We traveled there on a catamaran from Papeete harbor. We are sailors but the atoll is so far that they motor/sail the entire way. Fortuantely my scopolamine made the journey enjoyable and we were prepared to be out in the sun and didn’t get burned.  We could not see the atoll until fairly close as it is low. From Tetiaroa, Tahiti and Moorea can always be seen. On the way we saw lots of flying fish.

A cacophony of bird calls greets one as they moor at the Brando mooring. The captains zipped us to shore with the zodiac, speeding through coral islands just under the surface. They must have done this numerous times to be so fast. We walked down the beach and through the lagoon over to the bird island where brown noddies, sterns, frigate birds and boobies nest. The sterns nest on the ground and viscously guard their chicks and eggs. The trees were full of boobies and the noddies hang out  in flocks on the beach.

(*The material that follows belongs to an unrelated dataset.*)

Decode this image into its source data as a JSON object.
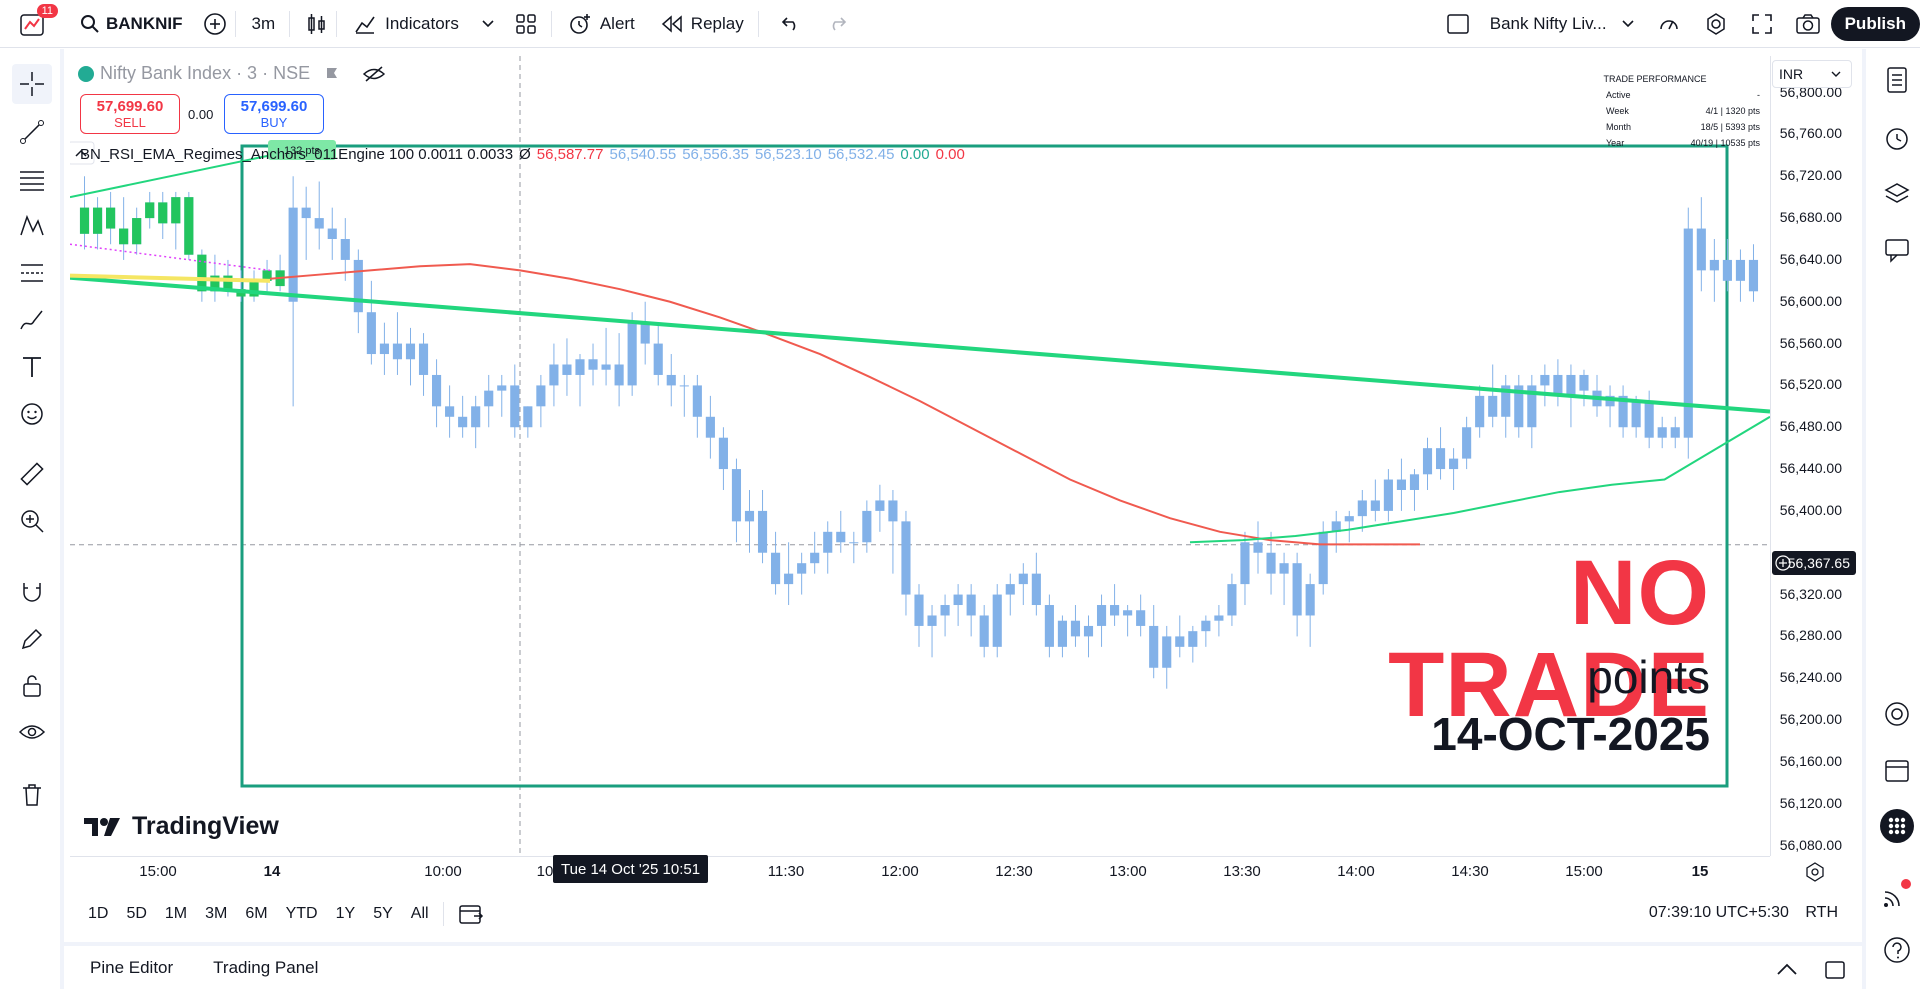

Evidently each of these different types of

birds tend to hunt only one type of fish and the local fisherman follow them at sea to get their catch.

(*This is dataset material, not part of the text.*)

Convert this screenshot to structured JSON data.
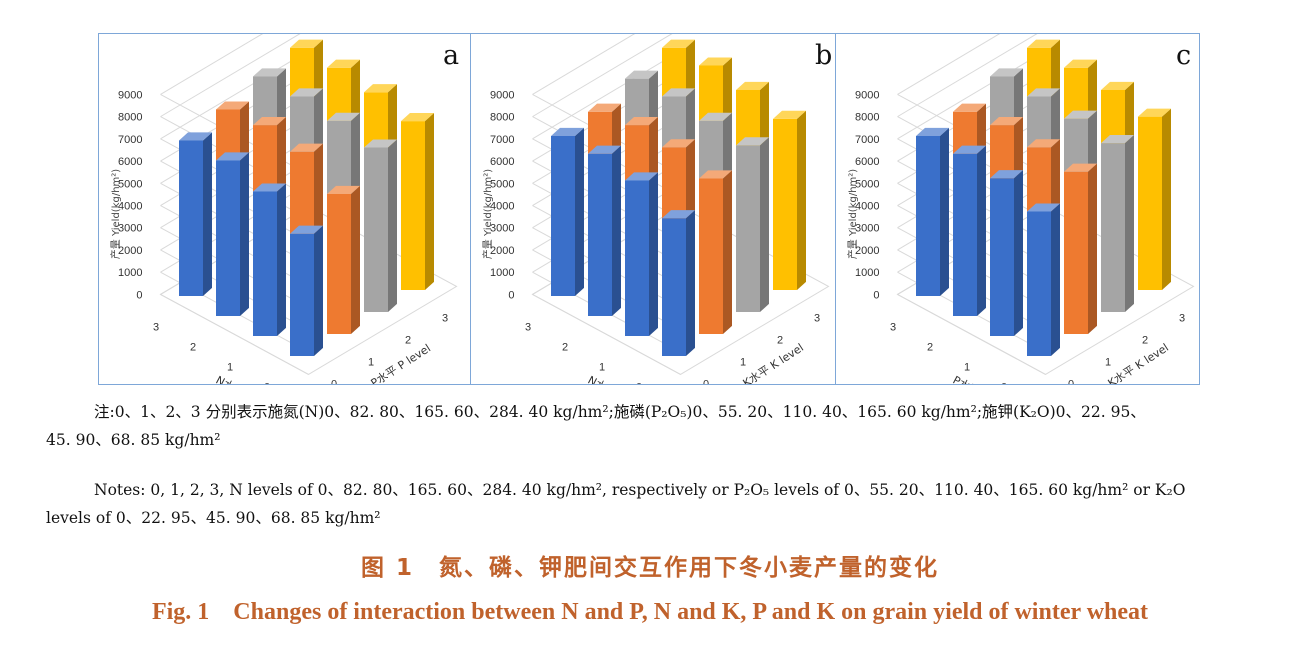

We had a lunch, some snorkeling where we saw fish related to seahorses, some eels along with the other beautiful usual suspects.

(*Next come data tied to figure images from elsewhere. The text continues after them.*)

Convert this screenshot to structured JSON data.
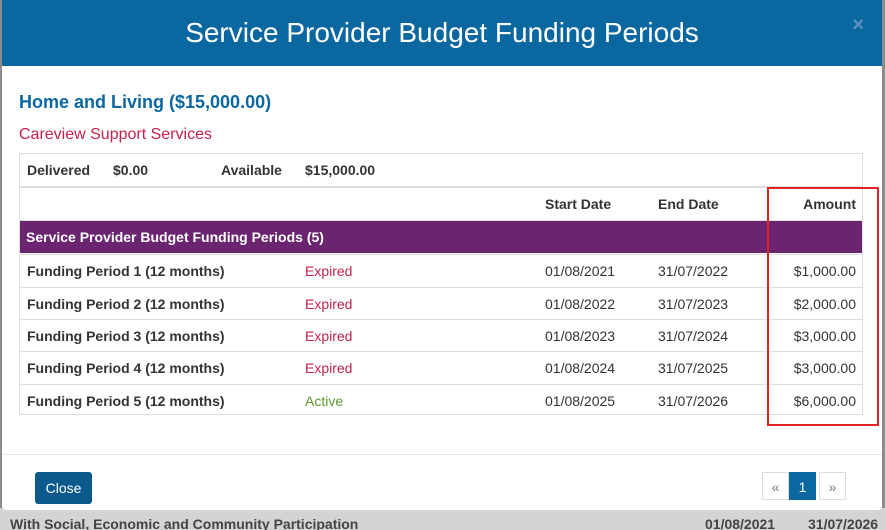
{
  "modal": {
    "title": "Service Provider Budget Funding Periods",
    "close_icon": "×"
  },
  "section": {
    "title": "Home and Living ($15,000.00)",
    "provider": "Careview Support Services"
  },
  "summary": {
    "delivered_label": "Delivered",
    "delivered": "$0.00",
    "available_label": "Available",
    "available": "$15,000.00"
  },
  "table": {
    "headers": [
      "Start Date",
      "End Date",
      "Amount"
    ],
    "group": "Service Provider Budget Funding Periods (5)",
    "rows": [
      [
        "Funding Period 1 (12 months)",
        "Expired",
        "01/08/2021",
        "31/07/2022",
        "$1,000.00"
      ],
      [
        "Funding Period 2 (12 months)",
        "Expired",
        "01/08/2022",
        "31/07/2023",
        "$2,000.00"
      ],
      [
        "Funding Period 3 (12 months)",
        "Expired",
        "01/08/2023",
        "31/07/2024",
        "$3,000.00"
      ],
      [
        "Funding Period 4 (12 months)",
        "Expired",
        "01/08/2024",
        "31/07/2025",
        "$3,000.00"
      ],
      [
        "Funding Period 5 (12 months)",
        "Active",
        "01/08/2025",
        "31/07/2026",
        "$6,000.00"
      ]
    ]
  },
  "footer": {
    "close": "Close",
    "pagination": [
      "«",
      "1",
      "»"
    ]
  },
  "background": {
    "row": [
      "With Social, Economic and Community Participation",
      "01/08/2021",
      "31/07/2026"
    ]
  }
}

The trip home was pleasant and we entered Papeete harbor at dusk in a beautiful light.

This trip cost 12 000 pf per person at the Salon of Tourisme, which is about 10 % off the normal price. We used  www.vehiatetiaroa.com



Four Seasons Bora Bora

We booked the Four Seasons Bora Bora during the travel fair for locals in Feb. We traveled with our friends who were here visiting.  It was a really nice resort with service only like the Four Seasons has to offer (more on this later).

We were greeted at the airport and brought on their beautiful wooden boat out to the motu atoll part surrounding the island of Bora Bora. This is where all the ritzy resorts are located. Unlike  Ta’haa and Kia Ora and the Intercontinental Moorea, most of the rooms at the Four Seasons are over water bungalows. It left me feeling a little less special with so many of them (I think there are 90?). The room was very nice- lovely bedroom with a view, in our case to the east to see sunrise, and a wonderful sitting area as well. The bathroom is in-between with a wonderful bathtub that is essentially on the deck. We were given fresh fruit on arrival, but Jim and Elise were given an mound of chocolate as well! The water outside the bungalow was uninterrupted turquoise blue, but was without coral, so there was no snorkeling off the deck.

 Unlike the other resorts where we spent most of the time in our bungalow, here we spent most of it at the pool in their large cabana which was spacious, shady and accommodated all 4 of us relative privacy. The pool guys would come by and clean our sunglasses, offer complimentary smoothies and bring us wonderful fruity drinks. Our holiday had all meals included which was really great. We didn’t overindulge, indeed, Bruce and I skipped one breakfast in order to scuba, but it was great not to feel “nickel and dimed” or in this case, hundreds and thousands!

The scuba dive was nice. We went on two dives and saw manta rays and turtles as well as myriads of fish. The Winklers went on one dive and liked it and finished their scuba course.

Our favorite part of the Four Seasons was the lagoon where the marine biologist works. He is French and traveled around he world on a sailboat and ended up in Bora Bora where the Four Seasons gave him the task of setting up an eco friendly coral garden letting the local fish find their own way in. He has coral growing and lots of beautiful fish. This is where I saw my first clown fish guarding her eggs that she laid in the anenome. There was also a wonderful octopus who came out to say hi to Oliver and changed colors instantly for us. The moray eel came out of his hole and was 7- 8 feet long. I had never seen one swim in totality before and he was quite a site! Bruce found scorpion fish and there was a porcipine fish and large spotted box fish who live under a bridge. Overall, this was my favorite thing we did there, partially due to educational aspect of the marine biologist. Bruce and I also kayaked, which was fun.

It was a really nice weekend with wonderful friends in a beautiful spot!